1661 Jesuits relocate to Manzana de las Luces and construct San Ignacio de Loyola church.
1675 San Ignacio de Loyola church completed.
1712 renovation of church in its current state.
1734 church consecrated.
2003 a broken pipe floods the tunnel and makes renovatiosn necessary.
11-NOV-2021 tunnels reopened.


Túnel de la Iglesia San Ignacio de Loyola (Tunnel of San Ignacio de Loyola Church) is a so-called Jesuit tunnel from the beginning of the 18th century, below the church of San Ignacio de Loyola, the oldest church in Buenos Aires. The floor is compressed earth, the traces of picks show that the tunnel was dug from south to north.
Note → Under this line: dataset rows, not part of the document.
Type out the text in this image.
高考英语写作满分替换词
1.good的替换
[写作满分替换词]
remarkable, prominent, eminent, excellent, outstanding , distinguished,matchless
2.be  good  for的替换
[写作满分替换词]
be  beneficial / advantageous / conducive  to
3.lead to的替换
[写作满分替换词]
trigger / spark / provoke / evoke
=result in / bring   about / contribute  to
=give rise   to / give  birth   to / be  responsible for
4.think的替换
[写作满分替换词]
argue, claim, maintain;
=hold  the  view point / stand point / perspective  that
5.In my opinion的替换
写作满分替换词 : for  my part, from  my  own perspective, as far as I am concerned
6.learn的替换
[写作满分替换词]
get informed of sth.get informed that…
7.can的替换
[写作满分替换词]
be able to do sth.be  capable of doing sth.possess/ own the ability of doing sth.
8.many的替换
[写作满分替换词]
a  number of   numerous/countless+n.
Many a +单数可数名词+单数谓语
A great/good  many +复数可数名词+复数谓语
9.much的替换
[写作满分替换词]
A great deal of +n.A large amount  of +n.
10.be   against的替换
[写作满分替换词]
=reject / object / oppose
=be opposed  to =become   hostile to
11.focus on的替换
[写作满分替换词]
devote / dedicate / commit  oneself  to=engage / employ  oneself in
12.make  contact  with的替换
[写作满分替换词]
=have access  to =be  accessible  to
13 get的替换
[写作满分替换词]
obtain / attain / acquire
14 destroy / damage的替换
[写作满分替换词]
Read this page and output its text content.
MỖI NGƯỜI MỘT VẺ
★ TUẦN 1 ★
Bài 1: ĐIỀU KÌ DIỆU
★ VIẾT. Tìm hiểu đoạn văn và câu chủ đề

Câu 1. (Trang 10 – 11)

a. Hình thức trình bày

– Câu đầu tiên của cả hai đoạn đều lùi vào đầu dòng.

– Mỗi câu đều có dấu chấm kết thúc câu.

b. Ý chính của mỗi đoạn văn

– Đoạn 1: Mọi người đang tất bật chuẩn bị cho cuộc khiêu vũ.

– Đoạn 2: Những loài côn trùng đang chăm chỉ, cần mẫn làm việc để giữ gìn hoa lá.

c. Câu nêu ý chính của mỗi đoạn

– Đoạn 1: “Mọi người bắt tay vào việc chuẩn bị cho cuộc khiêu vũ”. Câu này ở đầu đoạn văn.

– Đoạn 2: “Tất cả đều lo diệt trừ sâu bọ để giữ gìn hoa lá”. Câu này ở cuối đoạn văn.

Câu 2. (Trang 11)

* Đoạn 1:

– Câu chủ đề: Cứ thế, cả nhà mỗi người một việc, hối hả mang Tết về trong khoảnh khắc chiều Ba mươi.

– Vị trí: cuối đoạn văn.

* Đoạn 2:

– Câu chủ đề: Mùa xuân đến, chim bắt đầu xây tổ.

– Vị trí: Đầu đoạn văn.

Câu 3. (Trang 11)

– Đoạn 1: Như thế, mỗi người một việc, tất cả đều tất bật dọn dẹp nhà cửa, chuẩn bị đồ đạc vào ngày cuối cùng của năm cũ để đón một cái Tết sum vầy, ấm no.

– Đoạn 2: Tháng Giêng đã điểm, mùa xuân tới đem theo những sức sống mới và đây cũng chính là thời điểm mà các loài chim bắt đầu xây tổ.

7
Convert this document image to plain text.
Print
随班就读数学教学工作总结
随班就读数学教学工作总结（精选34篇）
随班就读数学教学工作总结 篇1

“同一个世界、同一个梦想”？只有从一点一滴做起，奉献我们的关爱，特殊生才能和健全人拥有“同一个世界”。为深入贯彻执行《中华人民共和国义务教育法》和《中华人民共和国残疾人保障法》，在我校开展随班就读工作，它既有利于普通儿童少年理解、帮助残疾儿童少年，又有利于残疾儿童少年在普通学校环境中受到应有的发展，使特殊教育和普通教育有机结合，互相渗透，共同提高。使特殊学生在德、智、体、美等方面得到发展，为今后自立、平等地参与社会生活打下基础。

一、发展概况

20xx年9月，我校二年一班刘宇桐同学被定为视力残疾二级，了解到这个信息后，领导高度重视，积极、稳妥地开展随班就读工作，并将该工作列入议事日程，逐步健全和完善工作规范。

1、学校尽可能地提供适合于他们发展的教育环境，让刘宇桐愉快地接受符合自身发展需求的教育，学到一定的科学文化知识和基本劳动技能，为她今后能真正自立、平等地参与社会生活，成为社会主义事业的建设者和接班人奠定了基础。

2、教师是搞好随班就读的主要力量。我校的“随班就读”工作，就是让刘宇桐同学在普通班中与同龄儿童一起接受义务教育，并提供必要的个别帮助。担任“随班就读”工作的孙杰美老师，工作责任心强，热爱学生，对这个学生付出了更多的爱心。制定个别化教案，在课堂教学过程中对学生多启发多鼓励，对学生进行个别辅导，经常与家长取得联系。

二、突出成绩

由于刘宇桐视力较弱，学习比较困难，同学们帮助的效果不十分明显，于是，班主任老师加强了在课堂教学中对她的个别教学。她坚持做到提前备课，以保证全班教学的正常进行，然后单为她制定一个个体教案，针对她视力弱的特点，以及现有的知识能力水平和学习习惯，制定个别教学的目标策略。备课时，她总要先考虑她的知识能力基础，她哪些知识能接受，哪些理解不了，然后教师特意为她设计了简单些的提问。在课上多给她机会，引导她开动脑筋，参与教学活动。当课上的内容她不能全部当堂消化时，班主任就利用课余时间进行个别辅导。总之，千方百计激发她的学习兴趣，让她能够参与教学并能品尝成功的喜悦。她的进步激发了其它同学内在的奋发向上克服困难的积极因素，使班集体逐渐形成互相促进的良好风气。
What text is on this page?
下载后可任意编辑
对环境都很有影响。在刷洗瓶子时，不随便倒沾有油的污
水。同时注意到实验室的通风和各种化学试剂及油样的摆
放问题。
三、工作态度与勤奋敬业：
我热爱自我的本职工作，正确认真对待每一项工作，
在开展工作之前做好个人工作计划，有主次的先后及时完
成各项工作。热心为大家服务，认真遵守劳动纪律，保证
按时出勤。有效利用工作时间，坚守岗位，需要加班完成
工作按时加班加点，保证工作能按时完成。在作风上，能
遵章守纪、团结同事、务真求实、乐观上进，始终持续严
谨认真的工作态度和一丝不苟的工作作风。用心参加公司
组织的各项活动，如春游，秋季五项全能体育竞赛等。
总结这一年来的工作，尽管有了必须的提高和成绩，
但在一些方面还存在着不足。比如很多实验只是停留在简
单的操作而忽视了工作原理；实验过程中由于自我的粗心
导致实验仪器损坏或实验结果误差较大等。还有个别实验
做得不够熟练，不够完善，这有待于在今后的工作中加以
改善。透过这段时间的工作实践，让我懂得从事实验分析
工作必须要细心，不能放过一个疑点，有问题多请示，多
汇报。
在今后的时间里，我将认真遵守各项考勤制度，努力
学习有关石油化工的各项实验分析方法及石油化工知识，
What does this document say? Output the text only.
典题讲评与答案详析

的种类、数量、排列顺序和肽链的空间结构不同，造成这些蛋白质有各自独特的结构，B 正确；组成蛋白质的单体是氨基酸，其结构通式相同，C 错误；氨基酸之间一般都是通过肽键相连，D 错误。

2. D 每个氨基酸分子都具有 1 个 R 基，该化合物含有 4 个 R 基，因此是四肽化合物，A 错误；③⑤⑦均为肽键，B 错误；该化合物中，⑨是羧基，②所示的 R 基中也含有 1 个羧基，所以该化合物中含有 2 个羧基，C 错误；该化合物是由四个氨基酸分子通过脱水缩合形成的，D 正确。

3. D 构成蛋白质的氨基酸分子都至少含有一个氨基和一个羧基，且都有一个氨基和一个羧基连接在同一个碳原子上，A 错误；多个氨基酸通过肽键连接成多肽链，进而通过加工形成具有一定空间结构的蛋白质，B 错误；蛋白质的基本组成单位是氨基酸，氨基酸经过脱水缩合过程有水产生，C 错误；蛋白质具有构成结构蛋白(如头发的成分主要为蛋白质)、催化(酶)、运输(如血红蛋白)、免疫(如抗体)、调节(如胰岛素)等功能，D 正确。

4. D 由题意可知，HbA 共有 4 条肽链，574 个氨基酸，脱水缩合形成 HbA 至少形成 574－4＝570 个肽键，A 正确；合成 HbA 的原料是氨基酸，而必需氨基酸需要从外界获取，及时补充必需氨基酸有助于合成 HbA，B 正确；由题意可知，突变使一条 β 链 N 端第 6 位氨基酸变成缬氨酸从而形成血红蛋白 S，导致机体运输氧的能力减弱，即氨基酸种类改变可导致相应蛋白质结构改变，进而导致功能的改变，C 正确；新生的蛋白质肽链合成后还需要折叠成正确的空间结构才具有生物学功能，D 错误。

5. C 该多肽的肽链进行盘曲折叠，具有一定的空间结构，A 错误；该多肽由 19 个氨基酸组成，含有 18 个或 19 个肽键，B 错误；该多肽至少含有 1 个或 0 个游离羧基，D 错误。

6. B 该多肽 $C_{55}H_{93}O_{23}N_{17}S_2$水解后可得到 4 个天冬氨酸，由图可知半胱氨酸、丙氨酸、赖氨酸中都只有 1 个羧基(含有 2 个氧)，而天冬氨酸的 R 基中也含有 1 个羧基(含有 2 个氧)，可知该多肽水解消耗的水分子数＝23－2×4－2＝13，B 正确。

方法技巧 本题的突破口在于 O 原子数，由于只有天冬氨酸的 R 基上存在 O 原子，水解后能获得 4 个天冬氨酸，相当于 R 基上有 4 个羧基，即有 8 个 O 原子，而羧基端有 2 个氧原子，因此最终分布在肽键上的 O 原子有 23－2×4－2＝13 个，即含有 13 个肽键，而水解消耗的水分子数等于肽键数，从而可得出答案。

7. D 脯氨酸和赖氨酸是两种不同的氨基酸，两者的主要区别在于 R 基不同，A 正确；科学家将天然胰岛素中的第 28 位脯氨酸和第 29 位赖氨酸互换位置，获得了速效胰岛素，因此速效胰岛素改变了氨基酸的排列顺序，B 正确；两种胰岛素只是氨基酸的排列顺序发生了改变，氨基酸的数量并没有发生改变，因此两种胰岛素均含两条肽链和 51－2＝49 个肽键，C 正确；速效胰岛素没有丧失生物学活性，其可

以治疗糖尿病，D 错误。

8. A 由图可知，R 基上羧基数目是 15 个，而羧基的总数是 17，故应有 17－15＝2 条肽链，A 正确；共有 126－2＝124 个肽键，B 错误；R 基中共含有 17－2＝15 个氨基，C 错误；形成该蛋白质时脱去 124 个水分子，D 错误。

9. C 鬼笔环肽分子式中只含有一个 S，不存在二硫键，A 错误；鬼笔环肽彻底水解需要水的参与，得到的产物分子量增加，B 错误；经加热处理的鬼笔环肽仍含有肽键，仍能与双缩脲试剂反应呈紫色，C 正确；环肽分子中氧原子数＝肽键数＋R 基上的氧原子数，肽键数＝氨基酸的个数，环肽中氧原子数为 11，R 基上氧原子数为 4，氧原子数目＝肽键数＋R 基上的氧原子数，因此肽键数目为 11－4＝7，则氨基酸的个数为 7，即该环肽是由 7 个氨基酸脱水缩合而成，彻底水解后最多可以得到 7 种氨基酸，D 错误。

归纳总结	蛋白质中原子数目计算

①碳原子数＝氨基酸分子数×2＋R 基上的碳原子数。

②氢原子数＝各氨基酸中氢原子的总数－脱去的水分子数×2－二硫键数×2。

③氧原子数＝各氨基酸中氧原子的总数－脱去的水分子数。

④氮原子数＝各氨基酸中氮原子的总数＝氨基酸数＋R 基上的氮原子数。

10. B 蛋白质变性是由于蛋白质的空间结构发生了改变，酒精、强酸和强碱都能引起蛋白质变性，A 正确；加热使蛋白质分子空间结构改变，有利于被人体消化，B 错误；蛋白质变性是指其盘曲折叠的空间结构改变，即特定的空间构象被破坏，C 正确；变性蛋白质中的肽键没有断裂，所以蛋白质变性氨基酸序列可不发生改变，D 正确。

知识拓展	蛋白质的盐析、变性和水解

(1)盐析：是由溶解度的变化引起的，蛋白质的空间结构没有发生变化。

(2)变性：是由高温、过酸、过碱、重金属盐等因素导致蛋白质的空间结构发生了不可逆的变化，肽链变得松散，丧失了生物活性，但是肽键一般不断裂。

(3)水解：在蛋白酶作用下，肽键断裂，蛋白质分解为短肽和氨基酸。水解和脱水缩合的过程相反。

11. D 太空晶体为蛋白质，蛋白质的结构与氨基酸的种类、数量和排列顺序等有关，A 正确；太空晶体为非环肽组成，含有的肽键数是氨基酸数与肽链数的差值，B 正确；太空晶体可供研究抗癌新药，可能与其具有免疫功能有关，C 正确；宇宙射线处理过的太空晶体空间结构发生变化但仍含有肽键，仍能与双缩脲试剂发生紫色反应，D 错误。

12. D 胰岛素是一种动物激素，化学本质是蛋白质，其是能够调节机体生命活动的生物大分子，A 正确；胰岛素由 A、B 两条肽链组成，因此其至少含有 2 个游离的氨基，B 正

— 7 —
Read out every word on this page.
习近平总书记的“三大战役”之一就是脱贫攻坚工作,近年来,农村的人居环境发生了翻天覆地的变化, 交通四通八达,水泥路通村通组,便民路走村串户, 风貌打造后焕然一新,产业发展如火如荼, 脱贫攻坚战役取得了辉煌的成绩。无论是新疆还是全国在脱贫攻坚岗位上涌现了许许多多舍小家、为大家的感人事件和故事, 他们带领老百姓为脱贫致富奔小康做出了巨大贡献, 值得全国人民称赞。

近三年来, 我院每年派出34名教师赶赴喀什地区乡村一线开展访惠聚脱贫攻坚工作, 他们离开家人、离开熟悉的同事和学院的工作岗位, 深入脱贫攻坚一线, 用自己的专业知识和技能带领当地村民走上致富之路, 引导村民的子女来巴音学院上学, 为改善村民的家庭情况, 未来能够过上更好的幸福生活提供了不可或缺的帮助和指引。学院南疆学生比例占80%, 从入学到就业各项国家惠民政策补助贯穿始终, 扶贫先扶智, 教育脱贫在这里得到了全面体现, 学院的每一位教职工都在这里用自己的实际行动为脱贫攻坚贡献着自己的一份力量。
They used pick, bar, shovel, and leather buckets. The underground was limestone with a lot of clay. Niches were carved for candles.

The reason for the tunnel is not very clear, but it is obviously part of an unfinished network. Most of the tunnels are not accessible, because they were filled in or destroyed. They were most likely built for the defense of the city and for the connection between strategic sites, although it seems weird that monks build military structures. Those túneles jesuíticos (Jesuit tunnels) are mostly lost, or just a legend, they are said to have extended to Calle Belgrano and Calle Perú, towards the Cabildo and the Cathedral, finally reaching the river. But those legends are quite vague, and some are ridiculous. For example the smuggling theory, its quite unlikely they needed tunnels for that, actually smuggling was more or less tolerated in colonial times. The escape in case of attacks, for example by pirates, the protection of the church valuables and reliquaries, even the storage of arms seems more likely. Possible is even clandestine slave trade, although one would think that the Jesuits would not have participated in this.

The reason why the tunnels are so enigmatic is the complete lack of documentary evidence. So far not a single document has been found why they were built. And there is also no archaeological evidence in the tunnels, no remains of the formerly stored goods. This would make strategic transport of people and weapons more likely than storage of anything.

The tunnels are open today by an accident. In 2003 the tunnel was on the brink of collapse due to a broken pipe which flooded the structure. This threatened not only the church above, but also the cloister of the Colegio Grande de San Ignacio. The Archbishop of Buenos Aires, Jorge Mario Bergoglio, who is today Pope Francis, entrusted the renovation to Francisco Baigorria, parish priest of San Ignacio.

The church is obviously all year, but the tunnels are part of the guided tour which also includes the cloister of the Colegio Grande de San Ignacio, the predecessor of the Colegio Nacional de Buenos Aires (National College of Buenos Aires), the church of San Ignacio, its two towers (1680 and the clock) and its midwives. The tour takes 90 minutes and starts at Calle Bolivar 225. Meet 15 minutes earlier. The renovated tunnel is only 40 m long, and has two short side tunnels.